With Woodlore’s 2012 course season now well underway, Aspirant Instructor Sarah Day shares her thoughts on working and living in the outdoors at this time of year:
I started working at Woodlore in 2006. But since then I’ve not been able to work courses during the early part of the season due to other commitments. I think I’d forgotten just how much I love spring.
Watching summer mellow into autumn is a different affair, the last flush of colour before you wake up one morning and know the summer is over. The day when it seems the birch leaves have turned yellow and started to drop almost overnight; it always makes me feel a little sad. I love winter, and I love autumn but the end of the summer means the end of the course season and a few months until I’ll be back outdoors properly again.

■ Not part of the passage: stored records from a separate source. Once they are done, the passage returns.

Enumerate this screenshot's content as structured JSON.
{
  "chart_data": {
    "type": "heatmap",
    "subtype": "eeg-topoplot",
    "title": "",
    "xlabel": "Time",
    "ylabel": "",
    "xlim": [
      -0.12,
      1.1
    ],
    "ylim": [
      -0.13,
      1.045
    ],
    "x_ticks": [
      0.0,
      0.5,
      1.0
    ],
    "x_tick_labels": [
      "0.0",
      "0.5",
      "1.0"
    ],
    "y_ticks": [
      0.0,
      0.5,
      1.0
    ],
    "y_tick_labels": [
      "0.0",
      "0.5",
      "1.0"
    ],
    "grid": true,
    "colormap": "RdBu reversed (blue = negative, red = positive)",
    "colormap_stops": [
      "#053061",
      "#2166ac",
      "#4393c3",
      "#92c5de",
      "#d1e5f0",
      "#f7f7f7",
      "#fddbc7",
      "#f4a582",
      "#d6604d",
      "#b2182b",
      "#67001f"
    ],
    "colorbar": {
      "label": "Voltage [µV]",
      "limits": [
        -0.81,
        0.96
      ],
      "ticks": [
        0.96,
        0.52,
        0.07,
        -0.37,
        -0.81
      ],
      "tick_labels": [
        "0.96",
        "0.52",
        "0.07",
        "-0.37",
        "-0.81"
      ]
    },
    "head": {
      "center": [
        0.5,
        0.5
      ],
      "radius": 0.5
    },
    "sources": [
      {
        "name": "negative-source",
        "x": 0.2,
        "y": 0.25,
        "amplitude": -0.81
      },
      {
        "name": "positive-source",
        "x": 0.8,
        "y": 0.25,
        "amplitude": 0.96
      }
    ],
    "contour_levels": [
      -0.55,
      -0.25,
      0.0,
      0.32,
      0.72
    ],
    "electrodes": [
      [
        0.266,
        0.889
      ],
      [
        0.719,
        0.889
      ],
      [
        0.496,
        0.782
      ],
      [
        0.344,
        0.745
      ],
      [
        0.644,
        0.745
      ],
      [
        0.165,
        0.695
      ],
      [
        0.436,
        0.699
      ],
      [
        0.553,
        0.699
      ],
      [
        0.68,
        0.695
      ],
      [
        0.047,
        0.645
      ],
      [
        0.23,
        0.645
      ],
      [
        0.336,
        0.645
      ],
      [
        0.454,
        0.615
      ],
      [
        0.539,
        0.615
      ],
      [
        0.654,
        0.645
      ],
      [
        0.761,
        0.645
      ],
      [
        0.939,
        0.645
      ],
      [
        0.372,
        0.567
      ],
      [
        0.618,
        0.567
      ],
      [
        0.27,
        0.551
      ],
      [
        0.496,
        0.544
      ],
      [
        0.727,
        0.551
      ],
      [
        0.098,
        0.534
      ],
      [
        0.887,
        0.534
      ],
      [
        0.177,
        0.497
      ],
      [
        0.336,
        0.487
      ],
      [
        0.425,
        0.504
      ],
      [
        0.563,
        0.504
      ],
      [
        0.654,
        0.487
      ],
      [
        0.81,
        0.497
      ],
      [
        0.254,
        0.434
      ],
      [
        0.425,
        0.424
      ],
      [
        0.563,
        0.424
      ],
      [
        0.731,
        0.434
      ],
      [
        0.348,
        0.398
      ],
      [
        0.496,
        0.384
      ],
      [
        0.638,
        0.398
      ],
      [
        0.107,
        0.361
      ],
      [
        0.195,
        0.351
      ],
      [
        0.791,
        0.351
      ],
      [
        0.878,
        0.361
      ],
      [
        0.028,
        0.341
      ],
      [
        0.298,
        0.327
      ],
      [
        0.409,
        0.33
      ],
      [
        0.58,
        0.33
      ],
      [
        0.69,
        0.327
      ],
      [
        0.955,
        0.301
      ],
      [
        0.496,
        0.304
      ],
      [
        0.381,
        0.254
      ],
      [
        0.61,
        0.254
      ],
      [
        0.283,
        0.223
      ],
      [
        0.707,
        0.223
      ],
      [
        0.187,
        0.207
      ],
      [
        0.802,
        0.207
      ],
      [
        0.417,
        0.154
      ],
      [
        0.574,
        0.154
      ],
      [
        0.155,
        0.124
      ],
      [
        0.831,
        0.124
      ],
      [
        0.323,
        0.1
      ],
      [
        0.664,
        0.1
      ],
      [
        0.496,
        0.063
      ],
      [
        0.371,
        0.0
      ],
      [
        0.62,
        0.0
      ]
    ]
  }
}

Spring is a season of firsts – the first Woodlore course, the first butterflies and bluebells, the first bumblebees. The woods are so alive with the hustle and bustle of life that it’s impossible to ignore. The changes are so much more tangible than in other seasons too. For two weeks I watched buds on the beech tree near the store tent swelling almost imperceptibly, then burst into a riot of vivid green in the space of three days. The leaves start thin and crinkled, like a butterfly that’s just emerged from its chrysalis, but quickly spread into a beautiful emerald canopy, until the whole wood is dusted with a delicate sprinkling of green. It looks good enough to eat – and some of it is – nettles, hawthorn, dog rose shoots, ramsons and beech leaves are all spring delicacies.